FERC has rejected a request by the American Public Gas Association (APGA) to rehear or reconsider a policy statement that allows oil and natural gas pipelines to use master limited partnerships (MLP) in proxy groups to determine their returns on equity (ROE) for ratemaking purposes.
The APGA, which represents municipal gas utilities, took issue with the Federal Energy Regulatory Commission's (FERC) decision in its April policy statement not to cap the cash distributions used to determine an MLP's return under the discounted cash flow (DCF) methodology for an MLP's reported earnings (see NGI, April 21). This decision was a significant departure from FERC's proposed policy statement in July 2007 in which it recommended capping the cash distributions of MLPs (see NGI, July 23, 2007).
"APGA asserts that the use of MLPs in the DCF analysis will improperly increase ROEs for interstate pipelines at the expense of natural gas consumers. Among other things, it argues that the Commission erred in allowing an MLP's full distributions to be used in the DCF model without any adjustment to exclude distributions in excess of the MLP's book earnings," the order said [PL07-2].
FERC responded that the "policy statement...conveyed the Commission's intent to evaluate specific proxy group and ROE proposals based on the facts relevant to a particular pipeline and to address any concerns regarding the policy statement on a case-by-case basis." As such, "the policy statement is not a final action of the Commission but an expression of policy intent," the order said.
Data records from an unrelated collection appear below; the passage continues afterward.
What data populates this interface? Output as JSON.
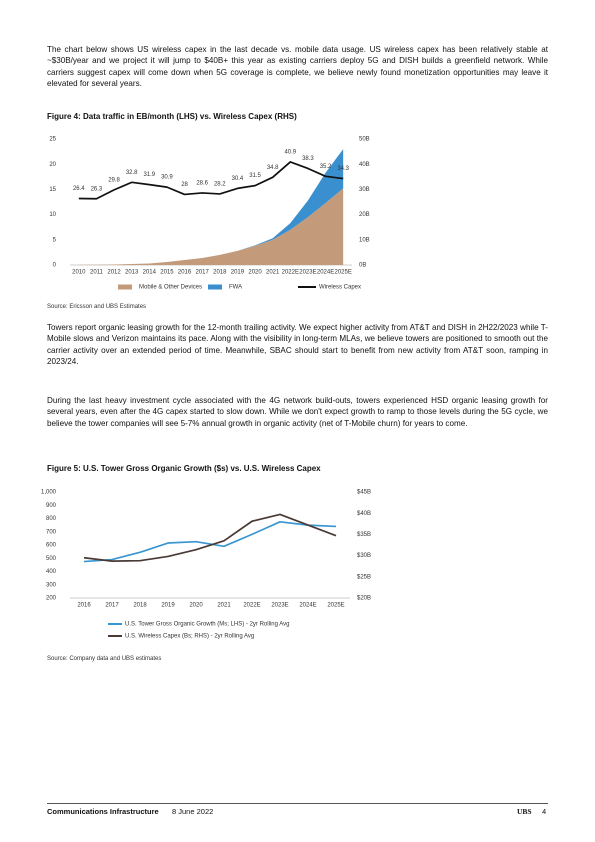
{
  "paragraphs": [
    "The chart below shows US wireless capex in the last decade vs. mobile data usage. US wireless capex has been relatively stable at ~$30B/year and we project it will jump to $40B+ this year as existing carriers deploy 5G and DISH builds a greenfield network. While carriers suggest capex will come down when 5G coverage is complete, we believe newly found monetization opportunities may leave it elevated for several years.",
    "Towers report organic leasing growth for the 12-month trailing activity. We expect higher activity from AT&T and DISH in 2H22/2023 while T-Mobile slows and Verizon maintains its pace. Along with the visibility in long-term MLAs, we believe towers are positioned to smooth out the carrier activity over an extended period of time. Meanwhile, SBAC should start to benefit from new activity from AT&T soon, ramping in 2023/24.",
    "During the last heavy investment cycle associated with the 4G network build-outs, towers experienced HSD organic leasing growth for several years, even after the 4G capex started to slow down. While we don't expect growth to ramp to those levels during the 5G cycle, we believe the tower companies will see 5-7% annual growth in organic activity (net of T-Mobile churn) for years to come."
  ],
  "figures": [
    {
      "title": "Figure 4: Data traffic in EB/month (LHS) vs. Wireless Capex (RHS)",
      "source": "Source: Ericsson and UBS Estimates"
    },
    {
      "title": "Figure 5: U.S. Tower Gross Organic Growth ($s) vs. U.S. Wireless Capex",
      "source": "Source: Company data and UBS estimates"
    }
  ],
  "footer": {
    "title": "Communications Infrastructure",
    "date": "8 June 2022",
    "brand": "UBS",
    "page": "4"
  },
  "chart_data": [
    {
      "type": "area",
      "categories": [
        "2010",
        "2011",
        "2012",
        "2013",
        "2014",
        "2015",
        "2016",
        "2017",
        "2018",
        "2019",
        "2020",
        "2021",
        "2022E",
        "2023E",
        "2024E",
        "2025E"
      ],
      "ylim": [
        0,
        25
      ],
      "yticks": [
        0,
        5,
        10,
        15,
        20,
        25
      ],
      "y2lim": [
        0,
        50
      ],
      "y2ticks": [
        {
          "value": 0,
          "label": "0B"
        },
        {
          "value": 10,
          "label": "10B"
        },
        {
          "value": 20,
          "label": "20B"
        },
        {
          "value": 30,
          "label": "30B"
        },
        {
          "value": 40,
          "label": "40B"
        },
        {
          "value": 50,
          "label": "50B"
        }
      ],
      "legend": "bottom",
      "series": [
        {
          "name": "Mobile & Other Devices",
          "color": "#c49b7a",
          "values": [
            0.02,
            0.05,
            0.1,
            0.2,
            0.3,
            0.6,
            1.0,
            1.4,
            2.0,
            2.8,
            3.8,
            5.0,
            7.0,
            9.5,
            12.3,
            15.2
          ]
        },
        {
          "name": "FWA",
          "color": "#3a8fcf",
          "values": [
            0,
            0,
            0,
            0,
            0,
            0,
            0,
            0,
            0,
            0,
            0.1,
            0.3,
            1.3,
            3.3,
            6.0,
            7.8
          ]
        },
        {
          "name": "Wireless Capex",
          "color": "#111111",
          "type": "line",
          "axis": "y2",
          "data_labels": true,
          "values": [
            26.4,
            26.3,
            29.8,
            32.8,
            31.9,
            30.9,
            28.0,
            28.6,
            28.2,
            30.4,
            31.5,
            34.8,
            40.9,
            38.3,
            35.2,
            34.3
          ]
        }
      ]
    },
    {
      "type": "line",
      "categories": [
        "2016",
        "2017",
        "2018",
        "2019",
        "2020",
        "2021",
        "2022E",
        "2023E",
        "2024E",
        "2025E"
      ],
      "ylim": [
        200,
        1000
      ],
      "yticks": [
        200,
        300,
        400,
        500,
        600,
        700,
        800,
        900,
        {
          "value": 1000,
          "label": "1,000"
        }
      ],
      "y2lim": [
        20,
        45
      ],
      "y2ticks": [
        {
          "value": 20,
          "label": "$20B"
        },
        {
          "value": 25,
          "label": "$25B"
        },
        {
          "value": 30,
          "label": "$30B"
        },
        {
          "value": 35,
          "label": "$35B"
        },
        {
          "value": 40,
          "label": "$40B"
        },
        {
          "value": 45,
          "label": "$45B"
        }
      ],
      "legend": "bottom-left",
      "series": [
        {
          "name": "U.S. Tower Gross Organic Growth (Ms; LHS) - 2yr Rolling Avg",
          "color": "#3a96d0",
          "values": [
            475,
            490,
            545,
            615,
            625,
            590,
            680,
            775,
            750,
            740
          ]
        },
        {
          "name": "U.S. Wireless Capex (Bs; RHS) - 2yr Rolling Avg",
          "color": "#4a3a35",
          "axis": "y2",
          "values": [
            29.5,
            28.7,
            28.8,
            29.8,
            31.4,
            33.5,
            38.1,
            39.7,
            37.2,
            34.7
          ]
        }
      ]
    }
  ]
}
"Therefore, the Commission declines to address the issues APGA has raised in its request for rehearing or reconsideration, but will consider such issues in the context of the specific cases in which they apply. The Commission notes that it has set a number of proceedings for expedited paper hearing that will afford the interested parties that opportunity."
The new policy statement, which pipelines widely support, responds to the decline in publicly traded companies with substantial pipeline assets and the rise of MLPs in the pipe sector.
Interstate gas pipelines have repeatedly called on FERC to recognize the growing role of MLPs in the pipeline industry, and the need to include them in proxy groups to determine pipe ROEs. The exclusion of MLPs from proxy groups triggers wide shifts in ROEs that can affect the profits pipelines make each year and their ability to attract investors for projects, they said.
The new policy statement governs all gas and oil rate proceedings involving the establishment of a ROE that are currently pending before either the Commission or an administrative law judge (ALJ), according to FERC.
The issue of MLPs in proxy groups came to the forefront in 2006 in a Kern River Gas Transmission rate case. A FERC ALJ recommended a 9.34% ROE for the Wyoming-to-California pipeline, significantly below what it had requested, based largely on the exclusion of MLPs from its proxy group. In October 2006 FERC voted to increase Kern River's ROE to 11.2%, but it ruled that the pipeline had not met the burden to support its proposal to include MLPs in its proxy group (see NGI, Oct. 23, 2006).
Kern River's proposed proxy group included Enterprise Products Partners, GulfTerra Energy Partners LP, Kinder Morgan Energy Partners, the former publicly traded Kinder Morgan Inc. and Northern Border Partners. But the proxy group ultimately adopted by FERC was composed of companies with a relatively low proportion of pipeline businesses and substantial distribution operations.
The Commission has granted rehearing on Kern River's ROE so appropriate MLPs can be included in the composition of the proxy group [RP04-274-006]. The agency set for paper hearing the issue of the makeup of Kern River's proxy group, the DCF analysis of the proxy group firms and related issue of risk.